L'altroieri era tutto un tuonare
con le solite parole d'ordine.
"Fuga di notizie" (inesistente:
l'indagine era nota persino al
prete indagato fin damaggio, e
da allora gli inquirenti non si
son fatti sfuggire una sillaba).
"Garantismo" (di chi vuole la
castrazione chimica dei
pedofili anonimi e difende
Mimun che manda in onda gli
interrogatori dei bambini di
Rignano, o Taormina che
chiede l'arresto delle maestre
perché non le difende lui).
"Gogna mediatica". Strana
gogna, visto che il reverendo
viene difeso a reti unificate e a
edicole quasi unificate.
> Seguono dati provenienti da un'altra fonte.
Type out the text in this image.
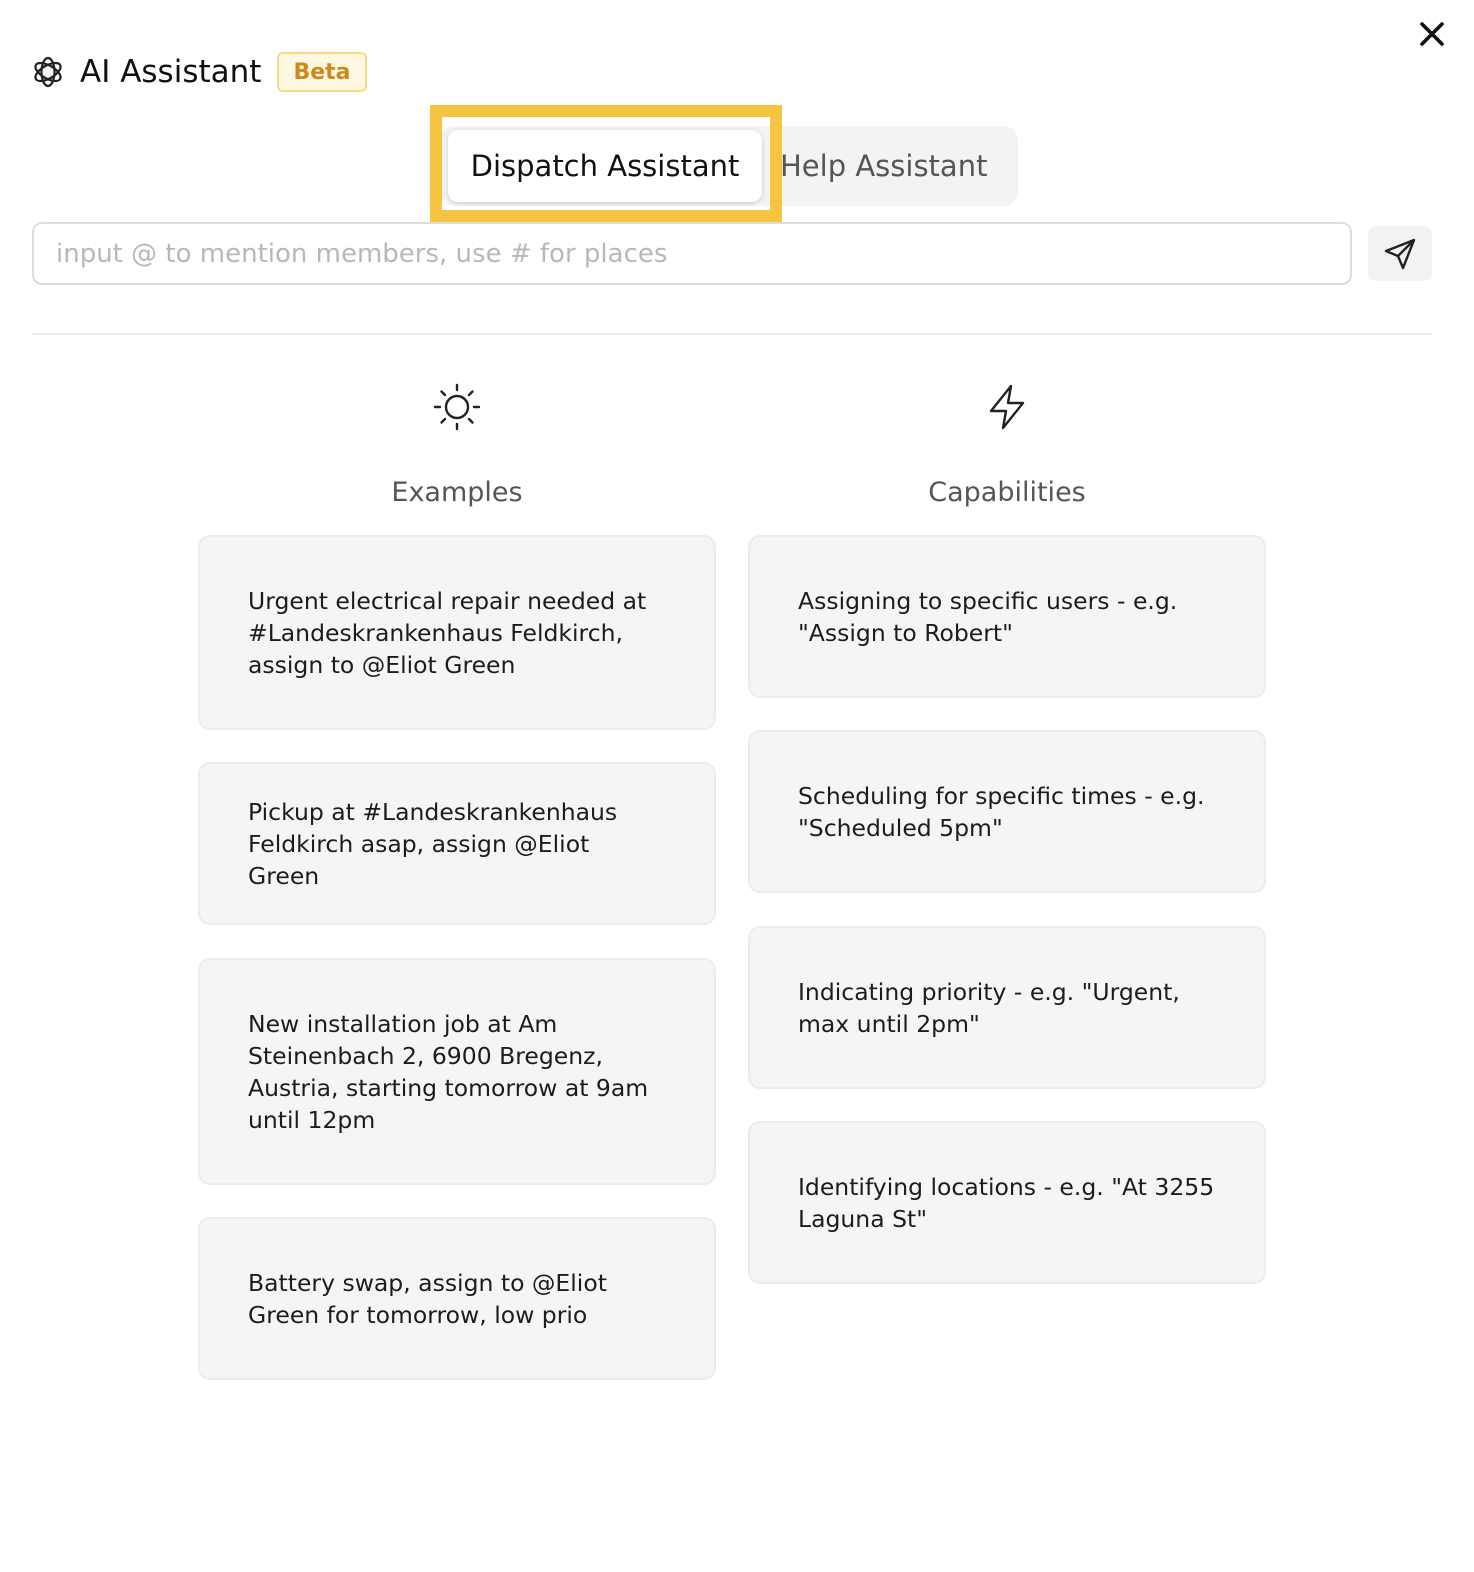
AI Assistant	Beta
Dispatch Assistant	Help Assistant
input @ to mention members, use # for places
Examples	Capabilities
Urgent electrical repair needed at #Landeskrankenhaus Feldkirch, assign to @Eliot Green
Pickup at #Landeskrankenhaus Feldkirch asap, assign @Eliot Green
New installation job at Am Steinenbach 2, 6900 Bregenz, Austria, starting tomorrow at 9am until 12pm
Battery swap, assign to @Eliot Green for tomorrow, low prio
Assigning to specific users - e.g. "Assign to Robert"
Scheduling for specific times - e.g. "Scheduled 5pm"
Indicating priority - e.g. "Urgent, max until 2pm"
Identifying locations - e.g. "At 3255 Laguna St"
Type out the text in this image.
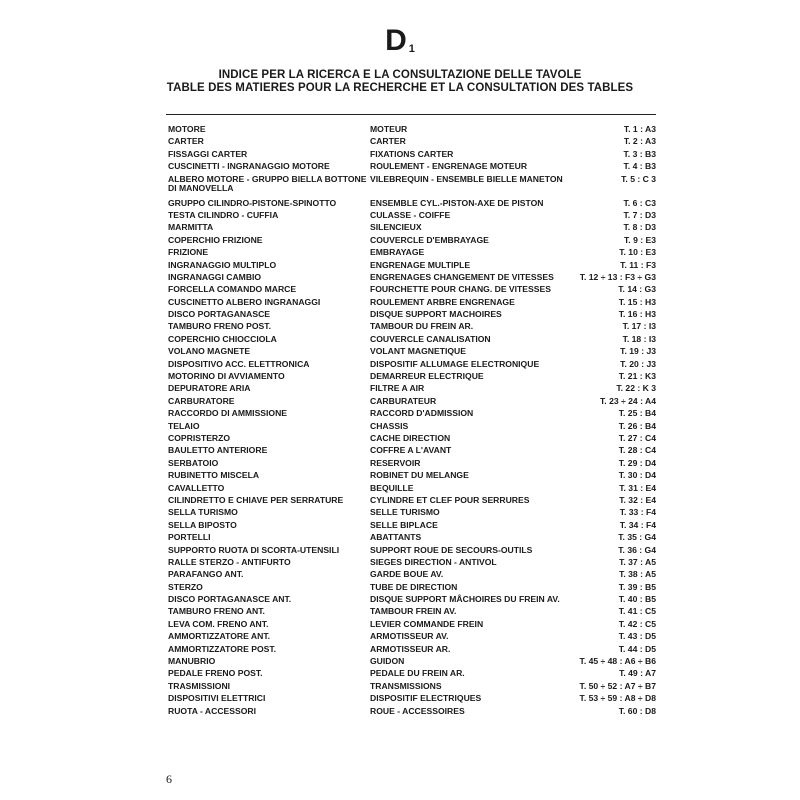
D 1
INDICE PER LA RICERCA E LA CONSULTAZIONE DELLE TAVOLE
TABLE DES MATIERES POUR LA RECHERCHE ET LA CONSULTATION DES TABLES
MOTORE	MOTEUR	T. 1 : A3
CARTER	CARTER	T. 2 : A3
FISSAGGI CARTER	FIXATIONS CARTER	T. 3 : B3
CUSCINETTI - INGRANAGGIO MOTORE	ROULEMENT - ENGRENAGE MOTEUR	T. 4 : B3
ALBERO MOTORE - GRUPPO BIELLA BOTTONE DI MANOVELLA
VILEBREQUIN - ENSEMBLE BIELLE MANETON	T. 5 : C 3
GRUPPO CILINDRO-PISTONE-SPINOTTO	ENSEMBLE CYL.-PISTON-AXE DE PISTON	T. 6 : C3
TESTA CILINDRO - CUFFIA	CULASSE - COIFFE	T. 7 : D3
MARMITTA	SILENCIEUX	T. 8 : D3
COPERCHIO FRIZIONE	COUVERCLE D'EMBRAYAGE	T. 9 : E3
FRIZIONE	EMBRAYAGE	T. 10 : E3
INGRANAGGIO MULTIPLO	ENGRENAGE MULTIPLE	T. 11 : F3
INGRANAGGI CAMBIO	ENGRENAGES CHANGEMENT DE VITESSES	T. 12 ÷ 13 : F3 ÷ G3
FORCELLA COMANDO MARCE	FOURCHETTE POUR CHANG. DE VITESSES	T. 14 : G3
CUSCINETTO ALBERO INGRANAGGI	ROULEMENT ARBRE ENGRENAGE	T. 15 : H3
DISCO PORTAGANASCE	DISQUE SUPPORT MACHOIRES	T. 16 : H3
TAMBURO FRENO POST.	TAMBOUR DU FREIN AR.	T. 17 : I3
COPERCHIO CHIOCCIOLA	COUVERCLE CANALISATION	T. 18 : I3
VOLANO MAGNETE	VOLANT MAGNETIQUE	T. 19 : J3
DISPOSITIVO ACC. ELETTRONICA	DISPOSITIF ALLUMAGE ELECTRONIQUE	T. 20 : J3
MOTORINO DI AVVIAMENTO	DEMARREUR ELECTRIQUE	T. 21 : K3
DEPURATORE ARIA	FILTRE A AIR	T. 22 : K 3
CARBURATORE	CARBURATEUR	T. 23 ÷ 24 : A4
RACCORDO DI AMMISSIONE	RACCORD D'ADMISSION	T. 25 : B4
TELAIO	CHASSIS	T. 26 : B4
COPRISTERZO	CACHE DIRECTION	T. 27 : C4
BAULETTO ANTERIORE	COFFRE A L'AVANT	T. 28 : C4
SERBATOIO	RESERVOIR	T. 29 : D4
RUBINETTO MISCELA	ROBINET DU MELANGE	T. 30 : D4
CAVALLETTO	BEQUILLE	T. 31 : E4
CILINDRETTO E CHIAVE PER SERRATURE	CYLINDRE ET CLEF POUR SERRURES	T. 32 : E4
SELLA TURISMO	SELLE TURISMO	T. 33 : F4
SELLA BIPOSTO	SELLE BIPLACE	T. 34 : F4
PORTELLI	ABATTANTS	T. 35 : G4
SUPPORTO RUOTA DI SCORTA-UTENSILI	SUPPORT ROUE DE SECOURS-OUTILS	T. 36 : G4
RALLE STERZO - ANTIFURTO	SIEGES DIRECTION - ANTIVOL	T. 37 : A5
PARAFANGO ANT.	GARDE BOUE AV.	T. 38 : A5
STERZO	TUBE DE DIRECTION	T. 39 : B5
DISCO PORTAGANASCE ANT.	DISQUE SUPPORT MÂCHOIRES DU FREIN AV.	T. 40 : B5
TAMBURO FRENO ANT.	TAMBOUR FREIN AV.	T. 41 : C5
LEVA COM. FRENO ANT.	LEVIER COMMANDE FREIN	T. 42 : C5
AMMORTIZZATORE ANT.	ARMOTISSEUR AV.	T. 43 : D5
AMMORTIZZATORE POST.	ARMOTISSEUR AR.	T. 44 : D5
MANUBRIO	GUIDON	T. 45 ÷ 48 : A6 ÷ B6
PEDALE FRENO POST.	PEDALE DU FREIN AR.	T. 49 : A7
TRASMISSIONI	TRANSMISSIONS	T. 50 ÷ 52 : A7 ÷ B7
DISPOSITIVI ELETTRICI	DISPOSITIF ELECTRIQUES	T. 53 ÷ 59 : A8 ÷ D8
RUOTA - ACCESSORI	ROUE - ACCESSOIRES	T. 60 : D8
6
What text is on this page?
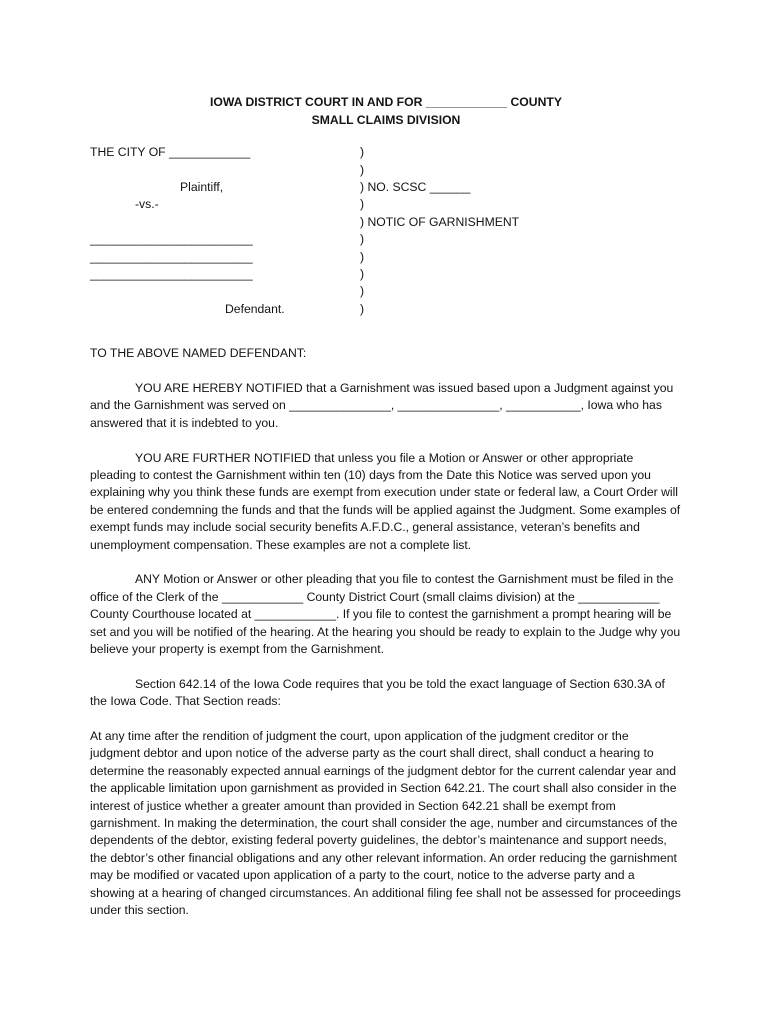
IOWA DISTRICT COURT IN AND FOR ____________ COUNTY
SMALL CLAIMS DIVISION
THE CITY OF ____________
Plaintiff,
-vs.-
________________________
________________________
________________________
Defendant.
)
)
) NO. SCSC ______
)
) NOTIC OF GARNISHMENT
)
)
)
)
)
TO THE ABOVE NAMED DEFENDANT:

YOU ARE HEREBY NOTIFIED that a Garnishment was issued based upon a Judgment against you and the Garnishment was served on _______________, _______________, ___________, Iowa who has answered that it is indebted to you.

YOU ARE FURTHER NOTIFIED that unless you file a Motion or Answer or other appropriate pleading to contest the Garnishment within ten (10) days from the Date this Notice was served upon you explaining why you think these funds are exempt from execution under state or federal law, a Court Order will be entered condemning the funds and that the funds will be applied against the Judgment. Some examples of exempt funds may include social security benefits A.F.D.C., general assistance, veteran’s benefits and unemployment compensation. These examples are not a complete list.

ANY Motion or Answer or other pleading that you file to contest the Garnishment must be filed in the office of the Clerk of the ____________ County District Court (small claims division) at the ____________ County Courthouse located at ____________. If you file to contest the garnishment a prompt hearing will be set and you will be notified of the hearing. At the hearing you should be ready to explain to the Judge why you believe your property is exempt from the Garnishment.

Section 642.14 of the Iowa Code requires that you be told the exact language of Section 630.3A of the Iowa Code. That Section reads:

At any time after the rendition of judgment the court, upon application of the judgment creditor or the judgment debtor and upon notice of the adverse party as the court shall direct, shall conduct a hearing to determine the reasonably expected annual earnings of the judgment debtor for the current calendar year and the applicable limitation upon garnishment as provided in Section 642.21. The court shall also consider in the interest of justice whether a greater amount than provided in Section 642.21 shall be exempt from garnishment. In making the determination, the court shall consider the age, number and circumstances of the dependents of the debtor, existing federal poverty guidelines, the debtor’s maintenance and support needs, the debtor’s other financial obligations and any other relevant information. An order reducing the garnishment may be modified or vacated upon application of a party to the court, notice to the adverse party and a showing at a hearing of changed circumstances. An additional filing fee shall not be assessed for proceedings under this section.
In
realtà l'unica gogna è quella
toccata ai PM, di cui peraltro
s'ignorano i nomi, le facce e le
voci; e ai presunti molestati,
subito dipinti da Gelmini &
fans come ricattatori
vendicativi bugiardi
delinquenti (come se
l'ipotetico movente della
vendetta potesse inficiare
l'eventuale attendibilità delle
accuse). Mentre il giornale
della Cei Avvenire raccomanda
"rispetto per tutti: per chi
indaga, per chi denuncia e per
chi è indagato", il sant'uomo
sparacchia dall'Aspromonte
sui "giudici mascalzoni",
sugli ebrei (complotto
"ebraico-radical chic", anzi
"massonico" in onore
dell'amico Silvio) e sugli
accusatori: "Uno è parente di
un boss, un altro l'ho cacciato
perché aveva rubato una
bottiglia di liquore". Severità
davvero encomiabile, se non
provenisse da un prete che in
passato, quando girava in
Jaguar, si fece 4 anni di galera
per truffa, assegni a vuoto e
bancarotta. E che vanta, nel
suo ampio collegio difensivo,
l'ex ministro De Lorenzo,
pronto a giurare sulla sua
innocenza. Il che, detto da un
condannato a 7 anni per
associazione a delinquere, è
quasi un'aggravante.
Che schifo,c'è solo da scappare via e non tornare mai più.
E allora in qualsiasi caso,sosteniamo sempre
i giudici.sempre sempre sempre.
no che una volta ci conviene e l'altra no.